Professor Eugenio Biagini
Our first seminar generated an enormous amount of interest and discussion, with Fintan O’Toole presenting his perceptive analysis of how globalisation and international investments have transformed Irish society and culture since the 1960s. We had a large number of graduate students who raised important questions about the impact globalisation has had on the country’s religious and civic culture, and the ongoing transformation of a society within which immigration and minorities have become aspects of the national identity.
We were also fortunate to welcome Tom Bartlett and Briona Nic Dhiarmada to lead us in a panel discussion following the screening of ‘1916 Irish Rebellion’, the RTE/PBS/ BBC documentary, followed by a panel discussion with Briona Nic Dhiarmada, Tom Bartlett. We reflected on the enormous success of this documentary when shown both in the US and in Ireland, and the very favourable public response in the UK as well. The documentary has been produced at a very significant stage in the relations between Ireland and Britain. Issues which emerged from the discussion included the multi-layered approach to the Rising proposed by the documentary and the shift in the debate on 1916 from the old anti-British dimension, to an emphasis on the wider democratic significance of the Rising in European, trans-Atlantic and indeed global history, and the key role played by the diaspora in planning and supporting the revolution.

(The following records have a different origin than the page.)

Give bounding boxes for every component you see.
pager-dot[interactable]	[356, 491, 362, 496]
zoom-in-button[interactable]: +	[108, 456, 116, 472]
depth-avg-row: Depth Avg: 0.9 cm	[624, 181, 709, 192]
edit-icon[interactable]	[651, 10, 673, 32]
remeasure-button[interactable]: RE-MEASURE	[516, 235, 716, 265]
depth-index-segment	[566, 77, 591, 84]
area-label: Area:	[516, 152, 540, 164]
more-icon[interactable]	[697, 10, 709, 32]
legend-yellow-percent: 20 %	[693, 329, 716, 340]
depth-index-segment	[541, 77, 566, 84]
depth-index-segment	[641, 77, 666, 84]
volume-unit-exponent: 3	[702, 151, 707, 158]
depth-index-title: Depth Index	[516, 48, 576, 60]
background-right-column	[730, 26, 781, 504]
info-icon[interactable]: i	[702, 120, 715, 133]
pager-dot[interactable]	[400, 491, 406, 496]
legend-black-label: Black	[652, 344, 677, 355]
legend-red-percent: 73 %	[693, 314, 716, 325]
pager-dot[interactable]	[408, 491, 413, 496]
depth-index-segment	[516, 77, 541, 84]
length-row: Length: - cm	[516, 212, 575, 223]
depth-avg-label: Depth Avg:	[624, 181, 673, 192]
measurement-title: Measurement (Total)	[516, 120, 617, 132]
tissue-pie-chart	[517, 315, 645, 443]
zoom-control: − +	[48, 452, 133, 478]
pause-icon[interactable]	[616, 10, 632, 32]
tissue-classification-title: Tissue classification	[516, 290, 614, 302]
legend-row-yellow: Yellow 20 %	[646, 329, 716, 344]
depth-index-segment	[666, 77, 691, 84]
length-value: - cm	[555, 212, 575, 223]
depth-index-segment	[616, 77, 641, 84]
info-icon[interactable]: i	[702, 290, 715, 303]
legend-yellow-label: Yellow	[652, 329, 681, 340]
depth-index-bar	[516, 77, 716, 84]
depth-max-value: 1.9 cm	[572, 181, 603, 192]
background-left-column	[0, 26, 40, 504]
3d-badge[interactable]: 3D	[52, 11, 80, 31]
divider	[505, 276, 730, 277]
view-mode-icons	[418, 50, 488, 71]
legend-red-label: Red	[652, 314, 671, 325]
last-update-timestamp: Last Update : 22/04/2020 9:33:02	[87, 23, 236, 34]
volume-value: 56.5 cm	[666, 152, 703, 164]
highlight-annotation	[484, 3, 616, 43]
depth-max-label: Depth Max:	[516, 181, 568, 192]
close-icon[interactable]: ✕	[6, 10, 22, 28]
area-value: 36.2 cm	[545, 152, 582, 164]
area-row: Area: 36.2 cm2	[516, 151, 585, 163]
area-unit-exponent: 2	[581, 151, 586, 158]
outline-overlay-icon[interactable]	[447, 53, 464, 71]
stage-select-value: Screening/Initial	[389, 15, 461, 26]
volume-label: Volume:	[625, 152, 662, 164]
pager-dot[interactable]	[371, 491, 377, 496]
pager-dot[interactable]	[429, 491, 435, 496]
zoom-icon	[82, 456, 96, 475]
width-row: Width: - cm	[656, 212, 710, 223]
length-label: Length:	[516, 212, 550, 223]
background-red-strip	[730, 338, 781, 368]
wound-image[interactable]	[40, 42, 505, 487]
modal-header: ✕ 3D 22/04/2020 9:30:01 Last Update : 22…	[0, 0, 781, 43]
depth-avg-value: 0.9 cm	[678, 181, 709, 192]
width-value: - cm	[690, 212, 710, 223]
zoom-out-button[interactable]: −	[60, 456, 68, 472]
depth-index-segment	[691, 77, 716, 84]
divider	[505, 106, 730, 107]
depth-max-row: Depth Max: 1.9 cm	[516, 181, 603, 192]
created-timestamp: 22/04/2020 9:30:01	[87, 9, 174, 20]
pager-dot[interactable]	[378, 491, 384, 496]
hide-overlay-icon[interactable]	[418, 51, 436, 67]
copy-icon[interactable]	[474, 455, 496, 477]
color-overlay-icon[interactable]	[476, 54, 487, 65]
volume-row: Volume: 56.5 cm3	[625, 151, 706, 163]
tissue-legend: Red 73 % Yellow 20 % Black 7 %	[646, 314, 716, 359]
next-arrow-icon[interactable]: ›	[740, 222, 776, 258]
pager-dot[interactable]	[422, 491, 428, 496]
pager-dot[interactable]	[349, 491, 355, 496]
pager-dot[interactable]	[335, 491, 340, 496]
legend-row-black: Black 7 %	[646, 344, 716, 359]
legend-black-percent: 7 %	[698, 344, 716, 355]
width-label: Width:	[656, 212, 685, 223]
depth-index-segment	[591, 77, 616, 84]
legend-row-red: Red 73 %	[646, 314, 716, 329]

Our third and last meeting this term was addressed by Lyndsey Earner-Byrne from University College Dublin, on the theme ‘Artefacts of Poverty: letters oft he Irish Catholic Poor’. This was a most fascinating, innovative and exciting paper, and gave us a pre-view of a book which will soon be published by Cambridge University Press. Through the analysis of a unique collection of 4,361 letters sent by Dublin people to Archbishop Byrne, Lindsey reconstructed the mental world and the social strategy of a cross-section of Irish society. many were really poor, as the title of the paper said, but some were middle-class people whose livelihood had suddenly been affected by tragedy or economic downturn. The literary sophistication of some of these letters, as much as the social strategies which they suggested shed a totally new light on the life of the people in the early decades of democracy in Ireland.
On 8-9 December I shall take seven PhD students in Irish history to Edinburgh for a two-day joint graduate conference. The trip is largely sponsored by a private benefactor and by the faculty of History of the University of Cambridge, We are very grateful to both, and indeed to all of you for your support over the years.